Given the significant relationship between age, ASM/Wt, exercise intensity and fat oxidation rate, we further performed multiple linear regression analysis (Table 2). Fat oxidation rate was positively correlated with ASM/Wt (β =0.446, P=0.0091) but inversely associated with Exercise intensity (β =0.573, P<0.0001), while fat oxidation rate did not show any association with age. Taken together, these results highlight the significance of muscle mass of Chinese men in fat utilization during light-intensity exercise.
The Chinese men with decreased muscle mass need a higher exercise intensity for Fatmax
The subjects were tested using a graded exercise protocol with the intensity being steadily ramped from no load (0.0 W) to an increase of 10 W every 5 min until reaching Fatmax and the correlation between Fatmax and body parameters was determined. The results showed significantly positive correlations of Fatmax with BMI and total fat (r =0.459, P<0.0001 and r =0.348, P=0.0002, respectively; Figure 3A,B), but a negative correlation between Fatmax and ASM/Wt (r =−0.244, P=0.011; Figure 3C).
Lean muscle mass accounts for about 50% of total body weight in young adults, but decreases to only 25% of total body weight in old people aged 75–80 years (17). Evidence from our data also indicated that ASM/Wt was negatively correlated with the age. Moreover, we found that legs lean masses decreased much more than arms lean masses during ageing, consistent with previous observations (18).
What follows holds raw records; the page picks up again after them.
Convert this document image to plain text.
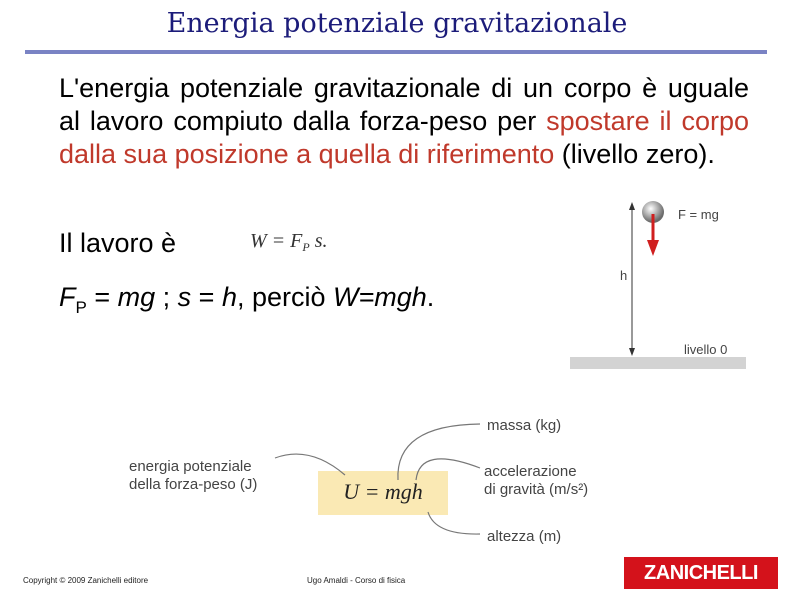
Energia potenziale gravitazionale
L'energia potenziale gravitazionale di un corpo è uguale al lavoro compiuto dalla forza-peso per spostare il corpo dalla sua posizione a quella di riferimento (livello zero).
Il lavoro è	$W = F_P$ s.
$F_P$ = mg ; s = h, perciò W=mgh.
F = mg
h
livello 0
U = mgh
energia potenziale
della forza-peso (J)
massa (kg)
accelerazione
di gravità (m/s²)
altezza (m)
Copyright © 2009 Zanichelli editore	Ugo Amaldi - Corso di fisica	ZANICHELLI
Skeletal muscle is a metabolically active tissue that is critical to maintaining whole-body homeostasis. It has been well established that older people have a lower rest energy expenditure (REE) which is decreased by about 30% between the ages of 20 and 70 years (19,20). Some studies have shown that more muscle mass increases REE (21), but other studies have opposite finding, for example, a study did not demonstrate a low REE in Duchenne Muscular Dystrophy (DMD) males (22). Our present study showed that REE decreased during ageing, but we observed no correlation between ASM/Wt and REE. This might be due to other determinants of REE, such as fat mass, food intake and physical activity habit, which are not considered in this study. It is also possible that skeletal muscle mass plays more important role in the energy expenditure during exercise training than in the resting state.
Moreover, skeletal muscle is the major site for substrate utilization especially during exercise. Carbohydrate (CHO) and fat provide around 90% of the fuel for skeletal muscle during contraction activity (23). Several studies have shown that the oxidation of lipid contributes significantly to overall energy needs with most of the energy requirements of muscle being obtained via fatty acid oxidative (FAO) (24,25). Fat deposit of muscle has been thought as a strong risk factor of heart disease, type 2 diabetes, and the metabolic syndrome. Furthermore, regular physical activity prevents both the age-associated loss of muscle strength and increase in muscle fat infiltration in older adults (26). Although the mechanisms of muscle loss induced insulin resistance are complex, an inability to oxidize lipids appears to be an important factor (27). An increased capacity to oxidize fat during exercise in patients with T2DM can reduce their dependence on glucose as a source of energy. In addition, increased fat oxidation through physical activity improves insulin sensitivity (28). In our study, we found no statistical association between ASM/Wt and fat oxidation rate and CHO rate when people are in a state of rest. Nevertheless, we found a significantly positive correlation between ASM/Wt and fat oxidation rates during low-intensity exercise (10 W and 20 W), indicating that individuals with more muscle mass have an increased capacity to oxidize fat during low-intensity exercise.
In our study, we found that fat oxidation rates do not vary with age. However, we found a significant correlation of fat oxidation rate with muscle mass. This indicates that ageing itself does not affect fat oxidation, but loss of muscle mass during the ageing process does. It is thus important that elderly individuals maintain or increase muscle mass through lifestyle changes such as increased physical activity or better nutrition. Larger muscle mass will lead to higher fat oxidation rates, which will reduce comorbidities and improve quality of life.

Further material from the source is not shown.